The residents of a community a little further down the coast from us told how they are no longer allowed to approach the lagoon from which they have traditionally drawn their water. It is now in private hands and fenced off. In the same community, a large cattle farm blocked the source of fresh water where it fed into the mangroves and then dumped the effluent from the cows into the river. As a result,10 km of mangrove are dying. Many of the women in the community earn a living by harvesting crustaceans from within the mangroves, this die-off not only threatens their livelihood but is a disaster for wildlife and the surrounding environment³.
Unfortunately, so it went on.
Those of us from Prainha agreed that we are incredibly lucky to have our own underground water supply, to which we all have free access. Of course we still need rains to replenish the suppy but we are at less risk than other communities. Being a Reserve helps to protect that water, as any development that could negatively affect the Reserve is prohibited on the surrounding land. Another reason to protect our Reserve status.
Towards the end of the day, one man stood up and raised what I believe were some important points. He said that no one had mentioned the part deforestation plays in the water crisis we are facing. That while it was heartening to know other people (as he gestured around the room) were listening to the problems, there was not much point in talking if nothing was actually going to be done. He asked what was the purpose of the meeting, what decisions would be reached from hearing the testimonials of the participants. What actions would be called for and to whom would the demands be made known. All very good questions, which were met with polite, if slightly uncomfortable applause.
No doubt the FAMA event in Brasilia later in the month will hear many more testimonials. Hopefully, after the event, they will also be able to provide some answers.
¹ I did check on the FMA web site, as far as I could make out, you can apply for tickets by giving your credentials. That kind of implies it is an open event if you are the right sort of person.
² If you click on the link it will take you to the official government of Ceará hydro page. All the black triangles are reservoirs currently at between 0% and 9% capacity.

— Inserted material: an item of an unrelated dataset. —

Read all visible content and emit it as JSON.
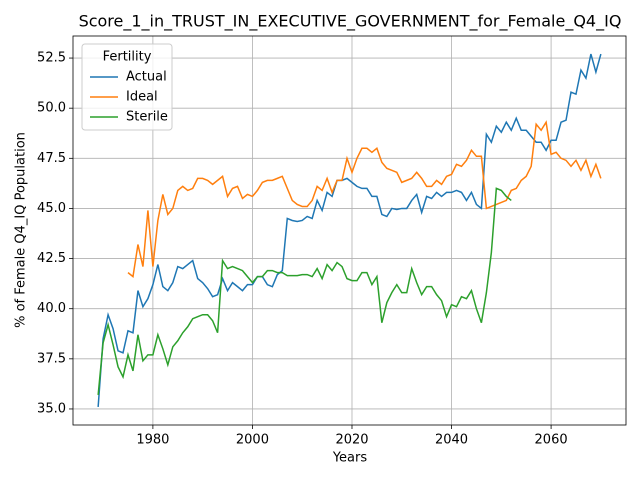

³ Mangroves provide a unique habitat for countless species and play a vital ecological role where no other tree is capable of surviving. They are home to many species that are at the base of the food chain. Mangroves provide a breeding and nursery habitat for many commercial marine fish species and consequently, their loss can have far-reaching negative impacts on marine fish populations. Obviously, this isn’t good for the fish but it also adversely effects those fishing communities who earn a livelihood from them.